Rand ouvrit la bouche et la referma sans proférer un son. Le cavalier au manteau noir l’avait rendu nerveux comme un chat dans un chenil. Cela semblait vraiment une effrayante coïncidence, trois étrangers à la fois dans le village. Trois en comptant le porteur du manteau qui changeait de couleur si ce manteau ne devenait jamais noir.
« Son nom est Moiraine, dit Ewin dans le silence qui s’était momentanément établi. Je l’ai entendu le dire. Moiraine, il l’a appelée. Dame Moiraine. Son nom à lui est Lan. Peut-être qu’elle ne plaît pas à la Sagesse, mais à moi, si.
— Qu’est-ce qui te fait croire que Nynaeve ne l’aime pas ? questionna Rand.
— Elle a demandé son chemin à la Sagesse, ce matin, et elle l’a appelée « mon enfant ». » Rand et Mat sifflèrent doucement entre leurs dents et Ewin bafouilla dans sa hâte d’expliquer : « La Dame Moiraine ne savait pas que c’était la Sagesse. Elle s’est excusée quand elle l’a découvert. Et elle a posé des questions sur les herbes et sur qui est qui au Champ d’Emond aussi respectueusement que n’importe quelle femme du village, plus que certaines même.

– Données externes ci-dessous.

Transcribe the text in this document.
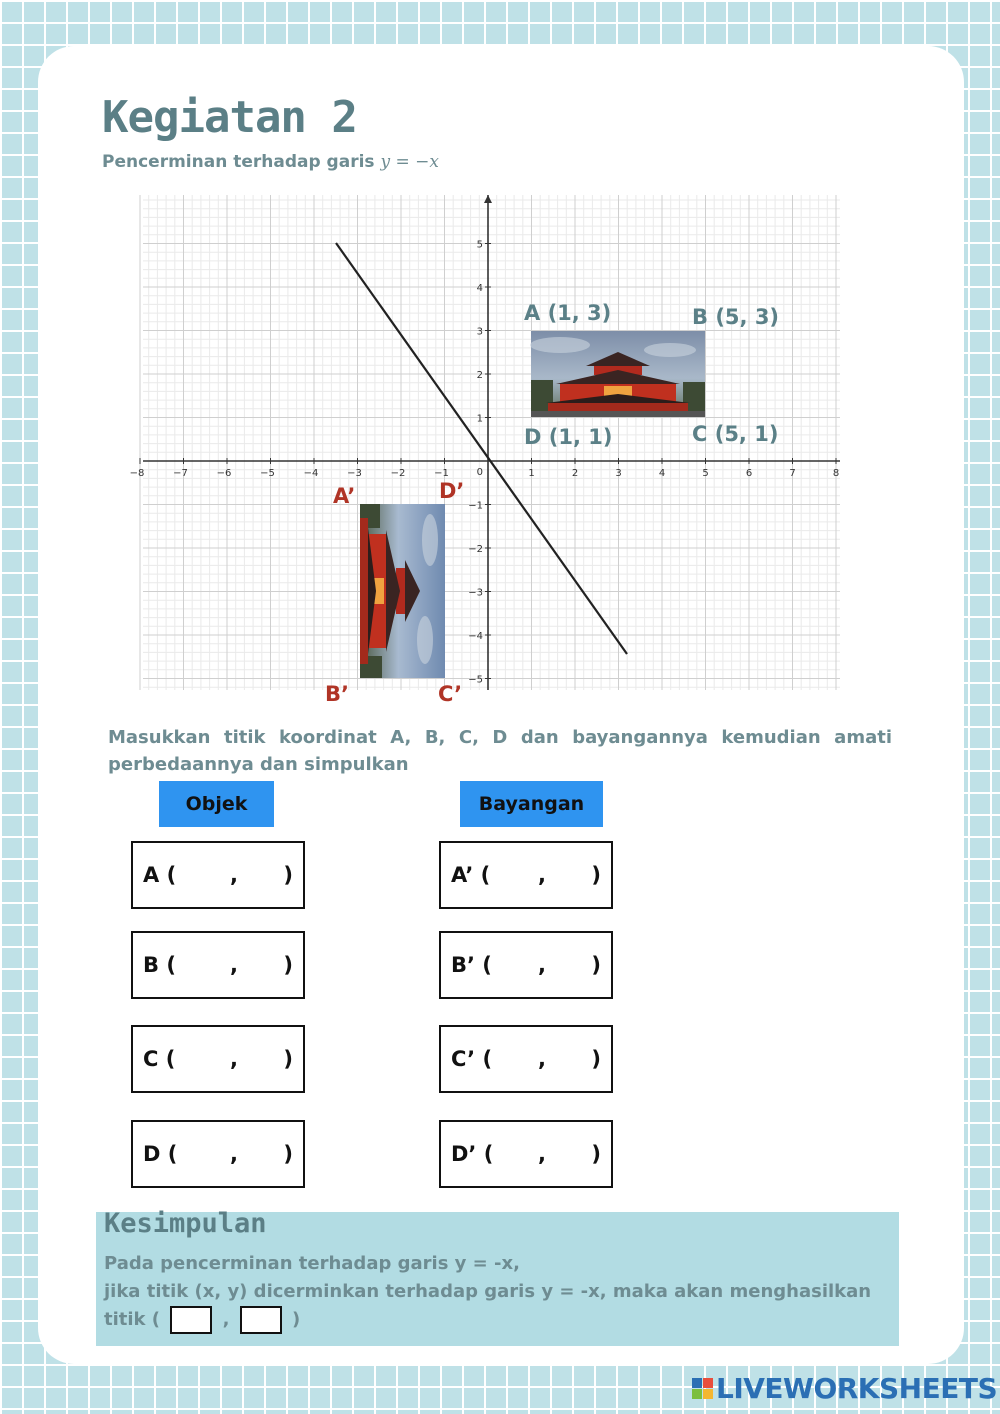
Kegiatan 2
Pencerminan terhadap garis y = −x
−8	−7	−6	−5	−4	−3	−2	−1	1	2	3	4	5	6	7	8
5
4
3
2
1
−1
−2
−3
−4
−5
0
A (1, 3)	B (5, 3)
D (1, 1)	C (5, 1)
A’	D’
B’	C’
Masukkan titik koordinat A, B, C, D dan bayangannya kemudian amati perbedaannya dan simpulkan
Objek	Bayangan
A (	, )	A’ ( , )
B (	, )	B’ ( , )
C (	, )	C’ ( , )
D (	, )	D’ ( , )
Kesimpulan
Pada pencerminan terhadap garis y = -x,
jika titik (x, y) dicerminkan terhadap garis y = -x, maka akan menghasilkan
titik (	,	)
LIVEWORKSHEETS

Elle est toujours en train de poser des questions, sur l’âge des gens, sur combien de temps ils ont vécu là où ils habitent, et… oh, je ne sais quoi encore. Bref, Nynaeve a répondu comme si elle avait mordit dans une baie de viorne pas mûre. Puis quand la Dame Moiraine s’est éloignée, Nynaeve l’a suivie des yeux d’un air pas… pas… eh bien, pas amical, je vous le garantis !
— Est-ce tout ? dit Rand. Tu connais le caractère de Nynaeve. Quand Cenn Buie l’a appelée « enfant » l’an dernier, elle lui a asséné un coup de canne sur la tête et pourtant il est du Conseil du Village et par-dessus le marché assez vieux pour être son grand-père. Elle s’emporte pour un rien, mais sa colère ne dure pas une fois qu’elle a tourné les talons.